In the meadows of the vale the waters of the same stream irrigate numerous scattered withy-beds, pollard willow trees, and tall willow poles growing thickly in the hedges by the brook. The most suitable of these poles are purchased from the farmers by the willow handicraftsmen of the village up here, to be split into thin flexible strips and plaited or woven into various articles. These strips are made into ladies' workbaskets and endless knick-knacks. The flexibility of the willow is surprising when reduced to these narrow pieces, scarcely thicker than stout paper. This industry used to keep many hands employed. There were willow-looms in the village, and to show their dexterity the weavers sometimes made a shirt of willow--of course only as a curiosity. The development of straw weaving greatly interfered with this business; and now it is followed by a few only, who are chiefly engaged in preparing the raw material to go elsewhere.
From the ash woods on the slopes, and the copses, of the fields, large ash-poles are brought, which one or two old men in the place spend their time splitting up for 'flakes'--a 'flake' being a frame of light wood, used after the manner of a hurdle to stop a gap, or pitched in a row to part a field into two. Hurdle-making is another industry; but of late years hurdles have been made on a large scale by master carpenters in the market towns, who employ several men, and undersell the village maker.
The wheelwright is perhaps the busiest man in the place; he not only makes and mends waggon and cart wheels, and the body of those vehicles, but does almost every other kind of carpentering. Sometimes he combines the trade of a builder with it--if he has a little capital--and puts up cottages, barns, sheds, etc, and his yard is strewn with timber. There is generally a mason, who goes about from farm to farm mending walls and pigsties, and all such odd jobs, working for his own hand.
The blacksmith of course is there--sometimes more than one--usually with plenty to do; for modern agriculture uses three times as much machinery and ironwork as was formerly the case. At first the blacksmiths did not understand how to mend many of these new-fangled machines, but they have learned a good deal, though some of the pieces still have to be replaced from the implement factories if broken. Horses come trooping in to have new shoes put on. Sometimes a village blacksmith acquires a fame for shoeing horses which extends far beyond his forge, and gentlemen residing in the market towns send out their horses to him to be shod.
He still uses a ground-ash sapling to hold the short chisel with which he cuts off the glowing iron on the anvil.
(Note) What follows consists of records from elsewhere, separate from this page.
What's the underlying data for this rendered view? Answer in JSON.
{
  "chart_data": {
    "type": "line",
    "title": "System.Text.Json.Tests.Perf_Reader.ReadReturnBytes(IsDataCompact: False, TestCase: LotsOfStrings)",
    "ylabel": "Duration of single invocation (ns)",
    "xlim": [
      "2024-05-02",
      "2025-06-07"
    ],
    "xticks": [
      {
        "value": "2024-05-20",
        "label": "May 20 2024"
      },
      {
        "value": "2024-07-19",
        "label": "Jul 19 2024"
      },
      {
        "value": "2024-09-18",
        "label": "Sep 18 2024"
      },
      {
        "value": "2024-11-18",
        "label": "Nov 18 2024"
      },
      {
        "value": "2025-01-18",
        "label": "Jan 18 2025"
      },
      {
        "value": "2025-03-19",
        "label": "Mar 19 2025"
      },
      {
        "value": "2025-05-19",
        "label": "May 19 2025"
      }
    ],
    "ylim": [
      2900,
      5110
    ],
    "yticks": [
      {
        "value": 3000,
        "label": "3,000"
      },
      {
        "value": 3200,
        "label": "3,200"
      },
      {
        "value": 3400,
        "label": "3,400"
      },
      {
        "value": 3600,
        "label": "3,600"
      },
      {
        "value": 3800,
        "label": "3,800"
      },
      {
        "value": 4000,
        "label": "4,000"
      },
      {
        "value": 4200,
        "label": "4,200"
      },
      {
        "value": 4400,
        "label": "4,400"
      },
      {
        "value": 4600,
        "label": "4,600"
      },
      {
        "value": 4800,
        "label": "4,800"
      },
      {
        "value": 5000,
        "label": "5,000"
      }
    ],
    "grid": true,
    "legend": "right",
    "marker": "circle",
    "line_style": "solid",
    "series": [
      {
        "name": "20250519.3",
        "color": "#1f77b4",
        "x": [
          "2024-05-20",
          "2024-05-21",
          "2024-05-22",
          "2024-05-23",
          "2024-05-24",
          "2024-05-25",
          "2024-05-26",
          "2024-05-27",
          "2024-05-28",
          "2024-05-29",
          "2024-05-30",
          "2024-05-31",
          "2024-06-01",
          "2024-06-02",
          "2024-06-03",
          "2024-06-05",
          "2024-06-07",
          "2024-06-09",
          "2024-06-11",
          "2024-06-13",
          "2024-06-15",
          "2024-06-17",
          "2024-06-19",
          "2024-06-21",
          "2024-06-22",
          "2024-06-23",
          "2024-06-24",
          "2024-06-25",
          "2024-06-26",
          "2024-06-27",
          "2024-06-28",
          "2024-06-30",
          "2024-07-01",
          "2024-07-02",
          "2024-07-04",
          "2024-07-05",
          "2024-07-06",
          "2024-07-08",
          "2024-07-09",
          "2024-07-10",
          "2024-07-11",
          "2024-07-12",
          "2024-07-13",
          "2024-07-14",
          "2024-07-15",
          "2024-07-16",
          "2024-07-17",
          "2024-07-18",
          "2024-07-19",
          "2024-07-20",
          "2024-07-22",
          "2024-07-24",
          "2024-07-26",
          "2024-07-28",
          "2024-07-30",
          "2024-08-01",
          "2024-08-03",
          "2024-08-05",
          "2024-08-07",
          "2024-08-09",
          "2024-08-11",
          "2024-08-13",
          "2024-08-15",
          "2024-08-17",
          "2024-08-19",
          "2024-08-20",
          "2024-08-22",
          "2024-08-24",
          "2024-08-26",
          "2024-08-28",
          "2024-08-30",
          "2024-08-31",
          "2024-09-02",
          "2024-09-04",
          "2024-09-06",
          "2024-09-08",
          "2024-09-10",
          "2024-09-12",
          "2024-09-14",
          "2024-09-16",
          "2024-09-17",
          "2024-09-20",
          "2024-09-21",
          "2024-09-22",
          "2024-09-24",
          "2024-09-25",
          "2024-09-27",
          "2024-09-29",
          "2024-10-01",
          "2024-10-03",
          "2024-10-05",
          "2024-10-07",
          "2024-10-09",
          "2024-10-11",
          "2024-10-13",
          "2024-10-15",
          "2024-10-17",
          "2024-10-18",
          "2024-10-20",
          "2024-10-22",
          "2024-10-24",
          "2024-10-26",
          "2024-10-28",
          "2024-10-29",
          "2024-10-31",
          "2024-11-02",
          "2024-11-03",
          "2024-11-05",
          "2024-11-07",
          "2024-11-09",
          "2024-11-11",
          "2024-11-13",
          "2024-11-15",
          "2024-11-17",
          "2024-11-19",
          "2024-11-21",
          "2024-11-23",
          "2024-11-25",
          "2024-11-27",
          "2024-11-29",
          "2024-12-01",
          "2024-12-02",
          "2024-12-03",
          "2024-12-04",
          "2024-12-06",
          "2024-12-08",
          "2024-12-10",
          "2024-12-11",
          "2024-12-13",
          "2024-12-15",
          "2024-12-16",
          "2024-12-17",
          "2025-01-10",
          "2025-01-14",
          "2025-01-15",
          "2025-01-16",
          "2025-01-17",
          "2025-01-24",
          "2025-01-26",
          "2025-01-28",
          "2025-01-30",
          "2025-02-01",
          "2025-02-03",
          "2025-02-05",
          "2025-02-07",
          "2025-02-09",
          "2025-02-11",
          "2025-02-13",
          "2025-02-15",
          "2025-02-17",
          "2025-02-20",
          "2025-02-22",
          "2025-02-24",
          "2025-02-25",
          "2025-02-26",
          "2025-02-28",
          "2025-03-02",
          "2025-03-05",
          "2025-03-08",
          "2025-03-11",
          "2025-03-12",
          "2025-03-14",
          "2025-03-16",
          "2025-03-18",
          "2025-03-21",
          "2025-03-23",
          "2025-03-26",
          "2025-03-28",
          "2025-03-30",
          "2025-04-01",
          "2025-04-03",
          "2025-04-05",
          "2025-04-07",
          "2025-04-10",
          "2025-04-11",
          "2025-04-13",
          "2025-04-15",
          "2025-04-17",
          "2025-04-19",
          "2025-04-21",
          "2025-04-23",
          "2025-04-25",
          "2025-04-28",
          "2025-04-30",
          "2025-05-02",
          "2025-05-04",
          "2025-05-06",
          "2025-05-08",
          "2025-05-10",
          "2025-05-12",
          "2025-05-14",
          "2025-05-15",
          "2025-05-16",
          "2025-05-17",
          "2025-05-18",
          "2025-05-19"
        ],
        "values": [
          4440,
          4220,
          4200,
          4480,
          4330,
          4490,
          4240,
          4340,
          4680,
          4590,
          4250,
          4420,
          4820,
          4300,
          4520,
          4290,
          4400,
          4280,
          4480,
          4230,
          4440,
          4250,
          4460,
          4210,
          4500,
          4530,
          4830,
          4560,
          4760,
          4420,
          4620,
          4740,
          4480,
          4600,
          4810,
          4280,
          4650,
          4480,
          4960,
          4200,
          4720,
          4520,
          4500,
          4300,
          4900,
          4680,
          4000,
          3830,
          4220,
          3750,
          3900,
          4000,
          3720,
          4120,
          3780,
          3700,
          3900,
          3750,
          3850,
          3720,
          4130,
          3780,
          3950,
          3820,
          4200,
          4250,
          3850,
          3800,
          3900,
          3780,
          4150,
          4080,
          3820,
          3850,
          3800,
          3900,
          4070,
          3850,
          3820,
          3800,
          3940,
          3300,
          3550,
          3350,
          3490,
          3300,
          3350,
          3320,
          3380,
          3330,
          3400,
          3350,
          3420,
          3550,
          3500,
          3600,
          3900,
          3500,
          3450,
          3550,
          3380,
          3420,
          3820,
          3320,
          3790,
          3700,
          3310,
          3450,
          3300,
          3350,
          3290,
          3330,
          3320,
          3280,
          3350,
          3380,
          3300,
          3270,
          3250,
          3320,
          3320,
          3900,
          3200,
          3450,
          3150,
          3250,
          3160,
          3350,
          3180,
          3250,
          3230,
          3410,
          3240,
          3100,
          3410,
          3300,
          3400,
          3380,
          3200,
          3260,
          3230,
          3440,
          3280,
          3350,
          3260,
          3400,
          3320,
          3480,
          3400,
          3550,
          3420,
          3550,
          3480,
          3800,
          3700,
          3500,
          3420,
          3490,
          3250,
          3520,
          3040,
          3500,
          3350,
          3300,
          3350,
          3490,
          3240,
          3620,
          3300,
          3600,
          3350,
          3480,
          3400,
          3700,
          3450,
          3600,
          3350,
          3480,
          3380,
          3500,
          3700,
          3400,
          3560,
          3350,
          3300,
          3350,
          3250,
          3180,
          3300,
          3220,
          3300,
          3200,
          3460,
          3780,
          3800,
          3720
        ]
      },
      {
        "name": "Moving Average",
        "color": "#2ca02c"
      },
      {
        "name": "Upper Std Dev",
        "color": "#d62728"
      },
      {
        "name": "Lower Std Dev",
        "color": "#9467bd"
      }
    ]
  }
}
He keeps bundles of the young, pliant ground-ash sticks, which twist easily and are peculiarly tough; and, taking one of these, with a few turns of his wrist winds it round the chisel so as to have a long handle. One advantage of the wood is that it 'gives' a little and does not jar when struck.
The tinker, notwithstanding his vagrant habits, is sometimes a man of substance, owning two or more small cottages, built out of his savings by the village mason--the materials perhaps carted for him free by a friendly fanner. When sober and steady, he has a capital trade: his hands are never idle. Milk-tins, pots, pans, etc, constantly need mending; he travels from door to door, and may be seen sitting on a stool in the cart-house in the farmyard, tinkering on his small portable anvil, with two or three cottagers' children--st.u.r.dy, yellow-haired youngsters--intently watching the mystery of the craft.